Là où certains pourraient décorréler les deux événements, Guillaume Martin n'est pas de cet avis. "Justement, je pense que c'est un peu dangereux. Dire que le sport n'est qu'un divertissement ou qu'on donne du pain et des jeux au peuple pour l'empêcher de penser aux vrais problèmes de la cité, ça me semble être un piège", estime-t-il. 

Impossible donc de totalement évincer la question politique des discussions d'équipe, des questions des journalistes et des réflexions personnelles, alors que le deuxième tour arrivera dès le 7 juillet, jour de l'étape à Troyes.

Courir concentré mais ne pas oublier

Mais tous sont d'accord : le Tour de France permet d'apporter de la légèreté à un contexte tendu, pour eux comme pour le public. "Je crois que le Tour de France a aussi cette capacité d'apporter du bonheur aux gens et justement de permettre d'éviter de ne penser qu'aux problèmes. Le Tour est un formidable dynamiteur de bonheur", indique Vincent Lavenu.

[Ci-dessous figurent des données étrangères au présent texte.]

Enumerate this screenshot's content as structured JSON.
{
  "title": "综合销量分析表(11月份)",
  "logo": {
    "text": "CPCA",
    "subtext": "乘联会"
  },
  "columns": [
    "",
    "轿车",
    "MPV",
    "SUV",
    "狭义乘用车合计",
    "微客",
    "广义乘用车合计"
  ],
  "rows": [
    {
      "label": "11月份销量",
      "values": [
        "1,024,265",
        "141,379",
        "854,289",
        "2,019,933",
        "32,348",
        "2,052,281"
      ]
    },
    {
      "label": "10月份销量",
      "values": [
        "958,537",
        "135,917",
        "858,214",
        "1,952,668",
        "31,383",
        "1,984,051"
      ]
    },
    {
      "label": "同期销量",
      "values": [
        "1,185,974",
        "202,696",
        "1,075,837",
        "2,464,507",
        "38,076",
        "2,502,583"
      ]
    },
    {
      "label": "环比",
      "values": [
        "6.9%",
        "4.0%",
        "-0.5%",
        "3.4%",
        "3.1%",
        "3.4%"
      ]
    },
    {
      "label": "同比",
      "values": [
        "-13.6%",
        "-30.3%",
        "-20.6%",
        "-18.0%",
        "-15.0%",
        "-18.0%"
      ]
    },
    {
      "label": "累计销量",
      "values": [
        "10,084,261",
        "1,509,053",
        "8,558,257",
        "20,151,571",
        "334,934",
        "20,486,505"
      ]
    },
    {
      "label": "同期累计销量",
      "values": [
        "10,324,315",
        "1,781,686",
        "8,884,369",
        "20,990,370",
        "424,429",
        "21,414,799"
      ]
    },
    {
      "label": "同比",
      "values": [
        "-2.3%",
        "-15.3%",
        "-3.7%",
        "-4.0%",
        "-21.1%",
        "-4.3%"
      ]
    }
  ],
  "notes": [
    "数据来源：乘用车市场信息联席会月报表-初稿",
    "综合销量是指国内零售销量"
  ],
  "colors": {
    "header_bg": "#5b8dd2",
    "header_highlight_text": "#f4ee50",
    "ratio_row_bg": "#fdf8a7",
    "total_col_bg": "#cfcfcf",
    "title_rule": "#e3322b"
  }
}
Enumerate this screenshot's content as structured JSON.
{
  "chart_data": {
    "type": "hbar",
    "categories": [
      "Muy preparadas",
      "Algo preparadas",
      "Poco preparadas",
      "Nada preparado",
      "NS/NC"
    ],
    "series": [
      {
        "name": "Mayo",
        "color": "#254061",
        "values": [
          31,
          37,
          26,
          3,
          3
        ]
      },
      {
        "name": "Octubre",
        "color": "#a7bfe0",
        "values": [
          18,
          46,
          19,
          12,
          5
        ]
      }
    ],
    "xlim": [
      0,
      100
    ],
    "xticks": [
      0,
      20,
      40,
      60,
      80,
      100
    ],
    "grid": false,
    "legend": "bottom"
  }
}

Guillaume Martin ne dit d'ailleurs pas autre chose, mais il sera sans doute parmi les plus attentifs aux résultats du second tour après l'étape de dimanche. "Bien sûr qu’il faut profiter de l’événement et que le Tour de France est une fête. Pour autant, il ne faut pas s’en servir non plus pour se cacher les yeux de ce qu’il se passe. Il ne faut pas céder à la peur, ne pas s'enfermer sur ses frontières. Le sport, le vélo, c'est plutôt aller à la rencontre de l'autre", rappelle le grimpeur francilien.